I'm going to share this article with my students on Monday. A 40th anniversary edition of The Outsiders has just come out and the author has been talking about her writing.
I can't tell you how much my kids love this book - boys and girls, good readers and not-so-good. It strikes a nerve with everybody. It's incredible that it's 40 years old, since some of my students think a book from the nineties is too old to bother with. They've never heard of Paul Newman, who's mentioned in the first few lines of the book because that's how Ponyboy wants to look. (My students didn't even know about the salad dressing, but no doubt that's because they don't live in the U.S.) I told them to take my old-lady word for it, he was/is a heart-throb! There are many references in the book they don't get. But it doesn't matter. The story is so alive to them that they don't even care.

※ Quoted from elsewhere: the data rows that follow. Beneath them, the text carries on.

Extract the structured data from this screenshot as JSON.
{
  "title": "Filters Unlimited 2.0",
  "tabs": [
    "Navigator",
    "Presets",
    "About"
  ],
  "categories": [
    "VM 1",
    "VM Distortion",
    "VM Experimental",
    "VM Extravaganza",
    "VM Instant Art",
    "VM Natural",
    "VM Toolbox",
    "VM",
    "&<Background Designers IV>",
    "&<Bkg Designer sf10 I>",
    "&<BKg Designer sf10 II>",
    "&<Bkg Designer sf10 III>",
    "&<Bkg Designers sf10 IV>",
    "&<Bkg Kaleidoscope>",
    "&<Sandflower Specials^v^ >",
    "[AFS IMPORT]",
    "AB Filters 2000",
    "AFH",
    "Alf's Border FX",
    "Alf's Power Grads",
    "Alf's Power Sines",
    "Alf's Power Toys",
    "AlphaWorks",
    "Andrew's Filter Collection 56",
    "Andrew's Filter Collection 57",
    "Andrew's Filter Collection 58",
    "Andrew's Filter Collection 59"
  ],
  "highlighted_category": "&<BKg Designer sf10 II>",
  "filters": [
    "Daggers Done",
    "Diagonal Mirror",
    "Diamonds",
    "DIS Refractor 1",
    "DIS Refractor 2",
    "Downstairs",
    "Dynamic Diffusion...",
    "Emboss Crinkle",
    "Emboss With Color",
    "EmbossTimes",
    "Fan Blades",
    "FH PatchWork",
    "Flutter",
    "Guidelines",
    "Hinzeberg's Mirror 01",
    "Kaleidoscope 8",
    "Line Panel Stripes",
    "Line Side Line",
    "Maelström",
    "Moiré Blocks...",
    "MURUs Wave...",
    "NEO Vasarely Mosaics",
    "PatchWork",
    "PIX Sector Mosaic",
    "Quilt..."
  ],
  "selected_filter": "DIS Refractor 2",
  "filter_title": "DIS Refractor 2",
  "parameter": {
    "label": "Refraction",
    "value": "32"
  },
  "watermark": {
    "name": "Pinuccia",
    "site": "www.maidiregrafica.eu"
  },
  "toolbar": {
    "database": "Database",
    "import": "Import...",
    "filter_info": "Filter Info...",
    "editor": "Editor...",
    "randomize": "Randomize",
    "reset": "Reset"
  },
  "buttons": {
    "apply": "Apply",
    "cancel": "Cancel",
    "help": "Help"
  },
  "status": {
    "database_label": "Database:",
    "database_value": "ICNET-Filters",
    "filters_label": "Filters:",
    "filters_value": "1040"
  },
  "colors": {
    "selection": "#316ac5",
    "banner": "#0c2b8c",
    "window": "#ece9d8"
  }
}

I love what Hinton has to say about teenagers, about writing, and about the book. I'm glad she took the time away from her current writing project to do the interview!
3 hours ago
2 comments:
I'm not quite the age of your students (and haven't been for a good 10 years :P), but I believe the word they're using these days is "hott." At least, that's what I've read among the pre-teen blogger set.
I never read The Outsiders. In fact, I'd always thought it was written by a man.
As for Paul Newman, I like his popcorn better than his salad dressing. :)
I think she used her initials, S.E., so that people would think she was a man. But she's a woman.